Poor implementation of threading technology by the operating system saps any benefits dual core processing brings to a system — and in some cases can actually be a detriment to performance, contends Mike Bell, general manager of Intel’s Mobile and Communications Group.
Bell told The Inquirer that even the latest version of Android, 4.0 (Ice Cream Sandwich) suffers from problems with threading scheduling that limits the benefits dual core ARM processors bring to Android phones. Intel uses a competing technology, Atom, in its mobile processor.
What’s more, he maintains that Intel testing found single core processors running faster than some dual core processors. For a lot of the handsets in the market, it isn’t clear that much benefit is gained by turning on the chip’s second core. Worse yet, “having a second core is actually a detriment, because of the way some of the people have not implemented their thread scheduling,” Bell says.

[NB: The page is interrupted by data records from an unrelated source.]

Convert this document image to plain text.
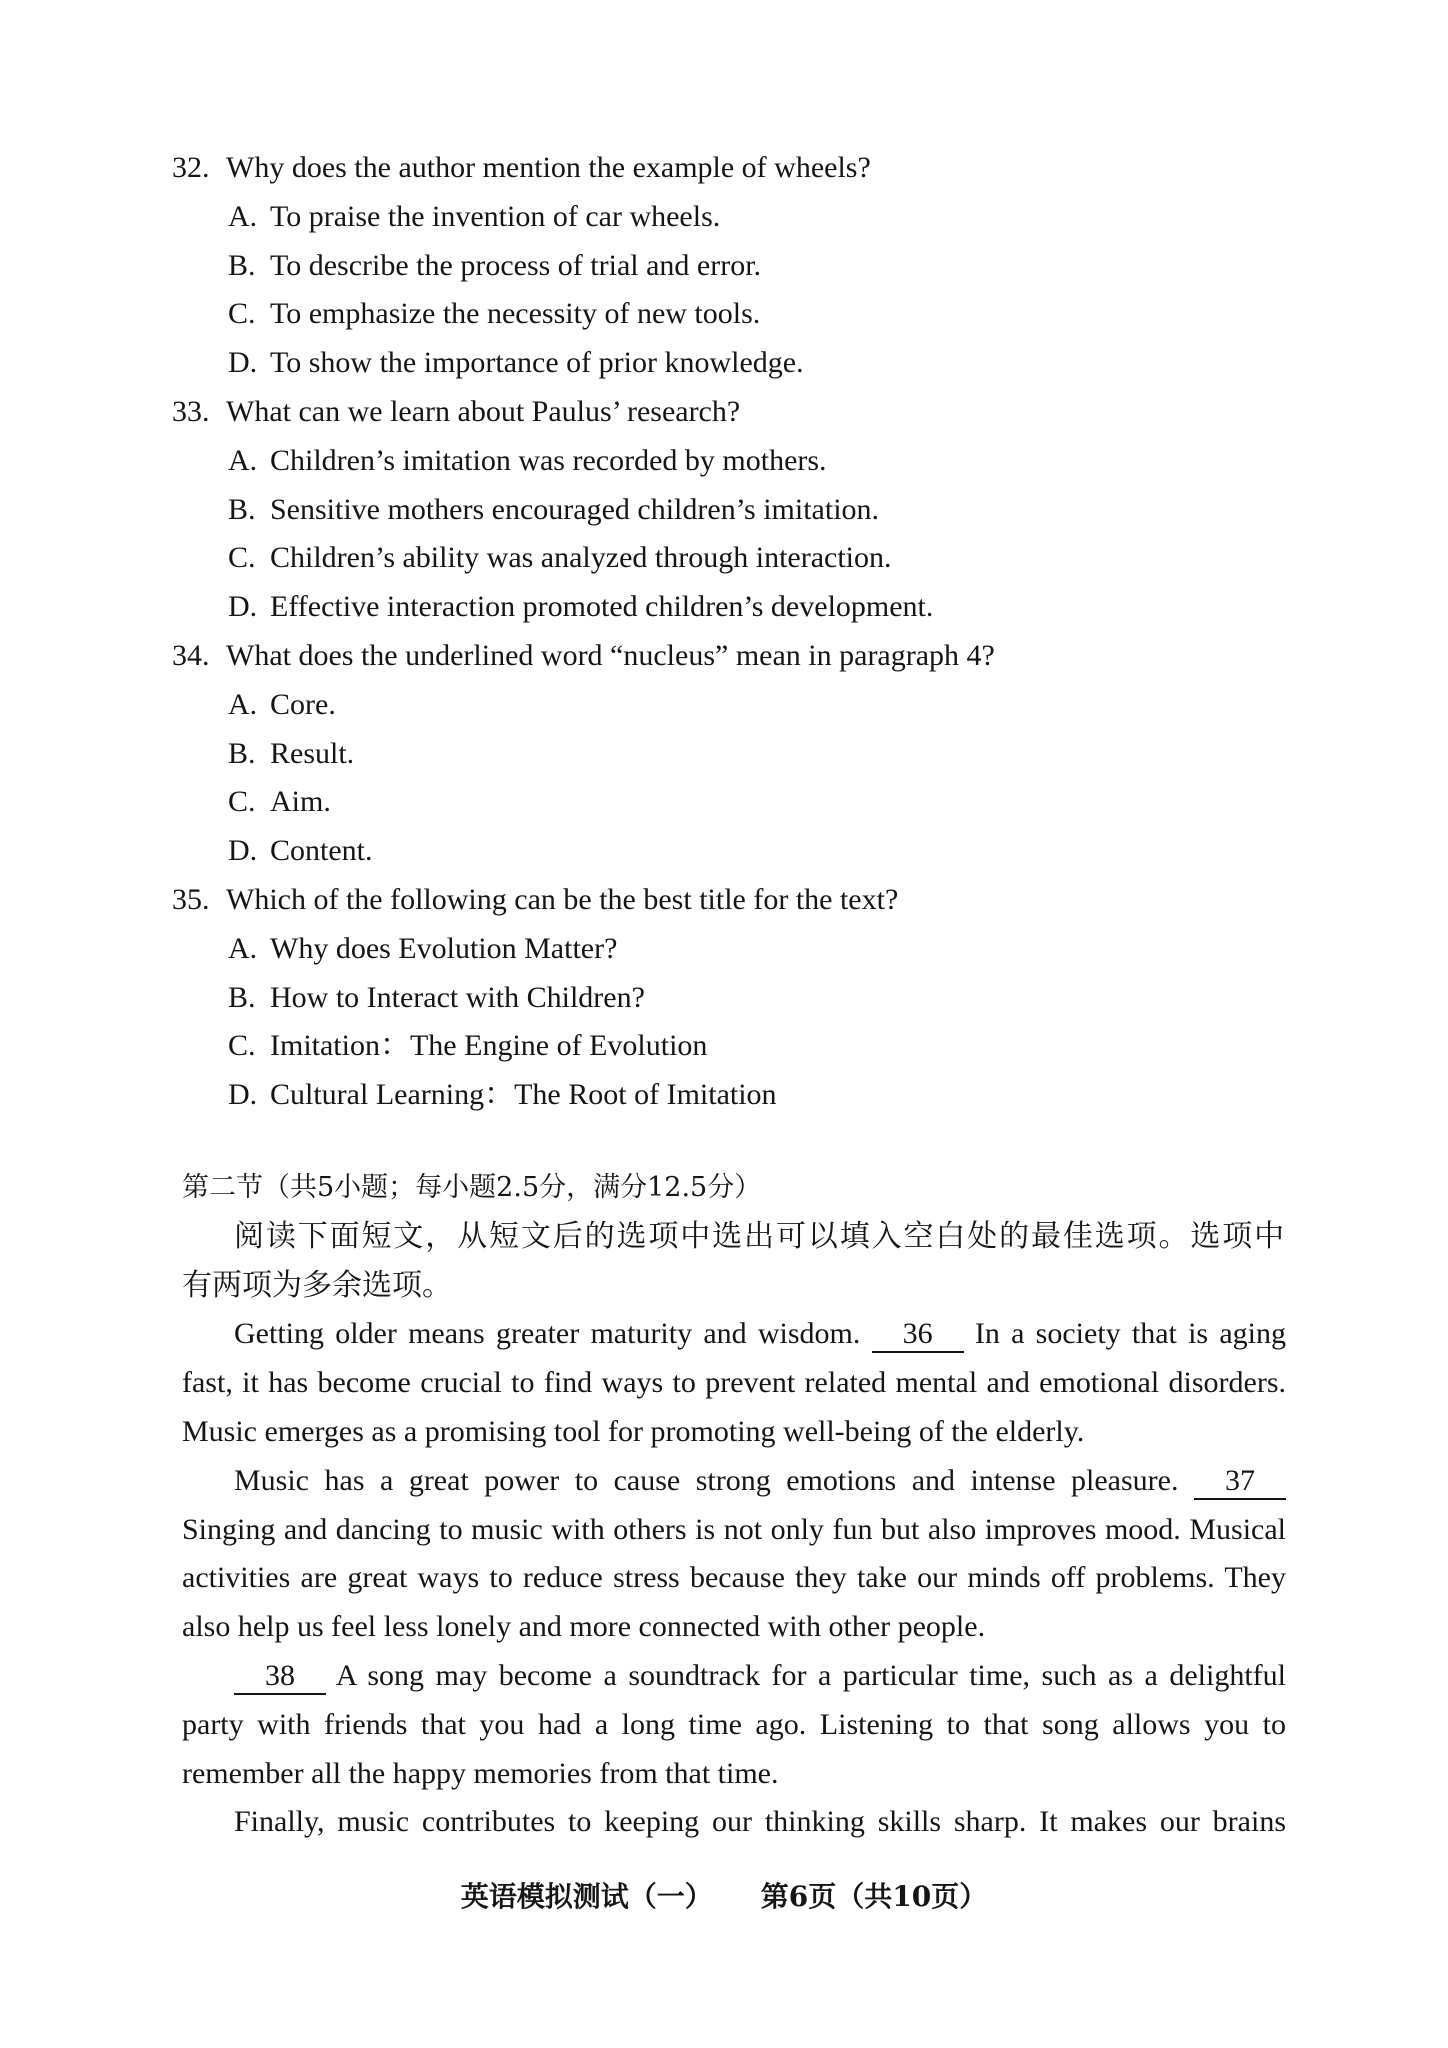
32. Why does the author mention the example of wheels?
A. To praise the invention of car wheels.
B. To describe the process of trial and error.
C. To emphasize the necessity of new tools.
D. To show the importance of prior knowledge.
33. What can we learn about Paulus’ research?
A. Children’s imitation was recorded by mothers.
B. Sensitive mothers encouraged children’s imitation.
C. Children’s ability was analyzed through interaction.
D. Effective interaction promoted children’s development.
34. What does the underlined word “nucleus” mean in paragraph 4?
A. Core.
B. Result.
C. Aim.
D. Content.
35. Which of the following can be the best title for the text?
A. Why does Evolution Matter?
B. How to Interact with Children?
C. Imitation：The Engine of Evolution
D. Cultural Learning：The Root of Imitation
第二节（共5小题；每小题2.5分，满分12.5分）
阅读下面短文，从短文后的选项中选出可以填入空白处的最佳选项。选项中
有两项为多余选项。
Getting older means greater maturity and wisdom. 36 In a society that is aging
fast, it has become crucial to find ways to prevent related mental and emotional disorders.
Music emerges as a promising tool for promoting well-being of the elderly.
Music has a great power to cause strong emotions and intense pleasure. 37
Singing and dancing to music with others is not only fun but also improves mood. Musical
activities are great ways to reduce stress because they take our minds off problems. They
also help us feel less lonely and more connected with other people.
38 A song may become a soundtrack for a particular time, such as a delightful
party with friends that you had a long time ago. Listening to that song allows you to
remember all the happy memories from that time.
Finally, music contributes to keeping our thinking skills sharp. It makes our brains
英语模拟测试（一） 第6页（共10页）
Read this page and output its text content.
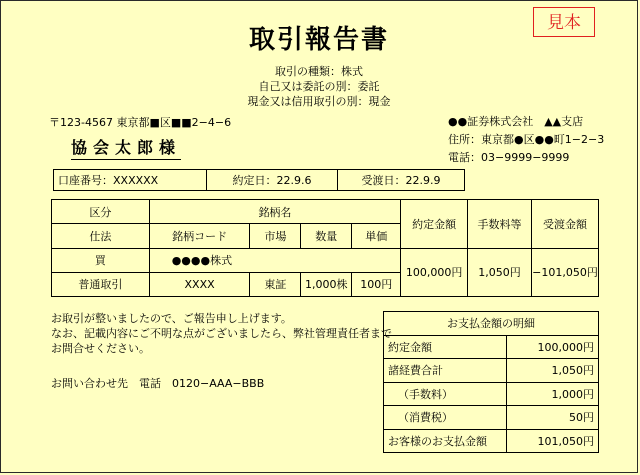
取引報告書
見本
取引の種類：株式
自己又は委託の別：委託
現金又は信用取引の別：現金
〒123-4567 東京都■区■■2−4−6
協会太郎様
●●証券株式会社　▲▲支店
住所：東京都●区●●町1−2−3
電話：03−9999−9999
口座番号：XXXXXX	約定日：22.9.6	受渡日：22.9.9
区分	銘柄名				約定金額	手数料等	受渡金額
仕法	銘柄コード	市場	数量	単価			
買	●●●●株式				100,000円	1,050円	−101,050円
普通取引	XXXX	東証	1,000株	100円			
お取引が整いましたので、ご報告申し上げます。
なお、記載内容にご不明な点がございましたら、弊社管理責任者まで
お問合せください。
お問い合わせ先　電話　0120−AAA−BBB
お支払金額の明細	
約定金額	100,000円
諸経費合計	1,050円
（手数料）	1,000円
（消費税）	50円
お客様のお支払金額	101,050円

While multicore processors offer performance benefits in environments without power constraints, Bell maintained, that’s not the case with smartphones, which have limits on both power consumption and thermal tolerances.
Bell doesn’t lay all the blame for the poor performance of dual processors on Android’s doorstep. Some of the OS’s threading scheduler problems could be addressed by the chip makers, he asserts, “they just haven’t bothered to do it.”
One has to wonder how much of Bell’s thinking is colored by Intel’s experience in the mobile market. No smartphones currently have Intel processors in them. The company’s first stab at making a mobile chip, Moorestown, flopped. Its latest offering, Medfield, has had better luck. It has lined up Motorola and Lenovo to make smartphones with the chips later this year.
LG’s first Intel phone, the never-released GW990
Nevertheless, it’s true that multicore processing has been used as a marketing tool of Android handset makers. For example, they began releasing phones with dual core processors even before Android could support those chips. And they’ve rushed to bring quad core phones into the market.
While Bell’s remarks on dual core performance may have a marketing spin of their own, the questions they raise need further exploration by a party with less of a stake in the market. If Android can’t handle the existing dual core chips in its handsets, what’s the point of doubling the cores — other than to make meaningless marketing claims and deceive consumers that they’re getting performance that they’re not.